Dat tricky Throughput Unit

This is a perfect test whether you understand the service or not. Pardon me if this was/is obvious for you - apparently for me it was not. What's more, some people still seem to be confused. And we're here to avoid confusions. Let's start!

Hit the limit

Event Hub's model(both from technical and pricing point of view) is one of the easiest to understand and really, really straightforward. Let's perform a quick calculation:

I need to perform 1K ops / sec - I need 1 TU
I need to perform 10K ops / sec - I need 10TUs

In the overall price we can exclude cost related to the number of events processed(since it's like 5% of the money spent for this service). Now there's one more thing worth mentioning - TUs come as a pair - 1TU gives you 1MB(or 1K events) ingress and 2MB(or 2K events) egress. The question is:

"How to kill Event Hub's egress?"

Let's focus a little and try to find a scenario. We cannot exceed easily 1MB of egress having max ingress of 1MB. Maybe it'd doable by loading lots of data into EH and then introducing a consumer, which will be able to fetch and process 2MB of events per second. Still, this doesn't allow us to exceed the maximum of 2MBs of egress. We're safe.

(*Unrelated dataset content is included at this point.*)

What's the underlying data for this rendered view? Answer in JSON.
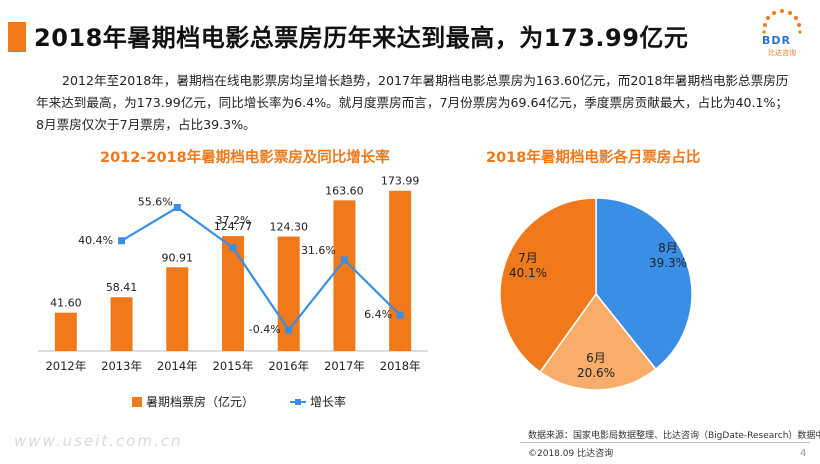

But what if you introduce another *consumer group*? Since there's no filtering in Event Hub, each consumer group gets the same amount of events(in other words - when you have N consumer groups, you will read the stream N times). Now in the following scenario:

1MB of ingress
Consumer1(Consumer Group A)
Consumer2(Consumer Group B)

You've just hit the limit of 1TU(since you have 2MB of egress). Now let's try to scale and extend this solution. Let's introduce another consumer group:

1MB of ingress
Consumer1(Consumer Group A)
Consumer2(Consumer Group B)
Consumer3(Consumer Group C)

Now 1TU is not sufficient. By scaling out our Event Hub to 2TUs we can handle up to 4MBs of egress. In the same moment we can handle 2MBs of ingress. So if some reason throttling was your friend and kept the load up to some limit, you can quickly face problems and need to scale out once more.

Be smarter

As you can see, mistakes can be made and relying on consumer groups to filter(or orchestrate) events is not a way to go. In such scenario it'd much better to post events directly to e.g. Event Grid or use topics from Service Bus, so we can easily route messages. You have to understand, that the main purpose of Event Hub is to act as a really big pipe for data, which can be easily digested - misusing it could give you serious headaches.


"You're older than I expected" - tricky message retention in Azure Event Hub

Event Hub(or Service Bus if we're talking about a service as "a whole") has a concept of a message retention. In short - you can set a fixed period, which will determine after how many days a message is considered outdated and is no longer available in a bus. So far so good - nothing tricky here and the concept is fairly simple. Unfortunately there're not so obvious gotchas, which can hit you really hard, if you forget about them.

You're older than I expected

The confusion comes from the fact, that Event Hub is a part of a bigger service called Service Bus and is only a subset of available functionalities. When we're considering Service Bus, we're talking about queues, topics and so on. All those have a property called TTL(time-to-live), which is attached to messages being passed. Although TTL means different thing for each different concept(e.g. at-least-once/at-most-once for queues), it's here and its definition is intuitive. The question is - how is this related to message retention mentioned earlier?

The confusion comes from the fact, that different services in Service Bus are designed for different purposes - because of that each treats a definition of message or entity in a slightly different way. Since Event Hubs are considered a big scale solution(in opposite to e.g. queues), they rather track whole blocks of messages rather than a single message, which is being pushed through a pipeline.

This being said, there's a reason why message retention is no always what you can expect - if you're using Event Hub for a fairly small amount of data(tens thousands events per day at most), there's quite a big likelihood, that it won't be considered as "outdated" as long as the container, which holds messages, is full.

I saw this... twice?

Now imagine following situation - you're about to go live with a solution, which is currently on a production environment, and using Event Hub as the heart of it. Let's say Event Hub was gathering data for the last seven days(message retention is set to only one day so this shouldn't be a case) because you wanted to avoid a cold start. Now consumers started and... your clients are receiving events/notifications/pop-ups from a week ago. 

The first problem - you forgot to check in your code whether a message is valid from your point of view. This happens, especially if you consider a documentation as the only source of your information about a service.

The second - well, it was nowhere said, that message retention is not what it looks like at the first glance.


As you can see, it's a good thing to remodel your way of thinking about messages and entities when working with Event Hub to avoid confusion. Apply a certain level of abstraction to your infrastructure and ask yourself a question - am I working with single messages or maybe whole blobs, which make sense only when are fully processed? If the answer is the former, you can trick yourself sooner or later.